Municipal officials have made wildly different reimbursements for private use of city cars in recent months, from thousands doled out by the city comptroller and council speaker to just $93.70 by the public advocate, a Post review has found.
Eight months after state Comptroller Alan Hevesi fell from grace for misusing a state car and treating its driver as his wife’s personal assistant, the city still has murky rules about how much officials must repay.
Mayor Bloomberg and Council Speaker Christine Quinn asked the city Conflicts of Interest Board in November for clear guidelines, but none has emerged beyond rules allowing officials to use their discretion, leaving each bigwig to effectively set his own policy. Board officials declined comment.
“It’s long overdue for the city or [conflicts board] to make [the policy] clear,” said Gene Russianoff, of the New York Public Interest Research Group. “I was surprised at how much ambiguity there is now.”
City Comptroller William Thompson paid $2,488 from his campaign coffers for private use of a car between Jan. 1 and March 31, his office said.
Thompson, who has a police detail assigned to him, makes reimbursements of 48.5 cents per mile, and pays tolls and costs related to his civilian driver.
Quinn, whose police detail includes her driver, hasn’t reimbursed the city yet this year, but is expected to do so in a few weeks. She paid $2,784 from her campaign account for political use of the car last year.

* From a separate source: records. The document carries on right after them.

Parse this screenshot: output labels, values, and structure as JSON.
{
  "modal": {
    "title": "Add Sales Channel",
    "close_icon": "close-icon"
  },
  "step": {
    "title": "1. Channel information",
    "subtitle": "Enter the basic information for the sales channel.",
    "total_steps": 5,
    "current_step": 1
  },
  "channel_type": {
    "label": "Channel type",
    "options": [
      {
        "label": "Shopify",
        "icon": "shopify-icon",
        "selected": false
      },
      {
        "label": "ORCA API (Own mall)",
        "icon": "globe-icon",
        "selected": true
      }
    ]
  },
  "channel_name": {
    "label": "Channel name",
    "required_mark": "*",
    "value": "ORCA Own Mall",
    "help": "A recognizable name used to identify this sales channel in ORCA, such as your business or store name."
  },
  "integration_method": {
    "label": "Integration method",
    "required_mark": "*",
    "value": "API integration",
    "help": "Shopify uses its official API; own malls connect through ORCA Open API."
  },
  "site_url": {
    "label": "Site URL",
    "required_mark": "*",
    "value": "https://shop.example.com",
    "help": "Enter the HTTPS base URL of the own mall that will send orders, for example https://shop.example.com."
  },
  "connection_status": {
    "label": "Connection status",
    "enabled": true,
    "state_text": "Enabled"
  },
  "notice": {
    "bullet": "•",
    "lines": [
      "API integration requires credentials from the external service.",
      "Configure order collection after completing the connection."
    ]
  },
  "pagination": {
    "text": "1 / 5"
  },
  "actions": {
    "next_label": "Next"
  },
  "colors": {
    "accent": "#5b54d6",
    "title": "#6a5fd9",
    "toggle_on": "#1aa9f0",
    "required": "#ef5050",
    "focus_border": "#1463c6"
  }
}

Aides said she doesn’t pay for personal use of the car because it’s part of the security detail.
Public Advocate Betsy Gotbaum wrote a check for only $93.70 from her personal bank account in April to cover the first three months of the year.
The Post reported last year that Gotbaum scrambled to reimburse about $3,400 for private use of her car – including for Hamptons and Connecticut getaways – in the midst of the Hevesi scandal.
Despite having the same security package as Thompson, Gotbaum’s civilian driver is part of her police detail, so she is not obligated to reimburse the city for using him on nonbusiness trips, her aides insist.
Gotbaum spokesman John Collins said her policy is “clear and common sense.”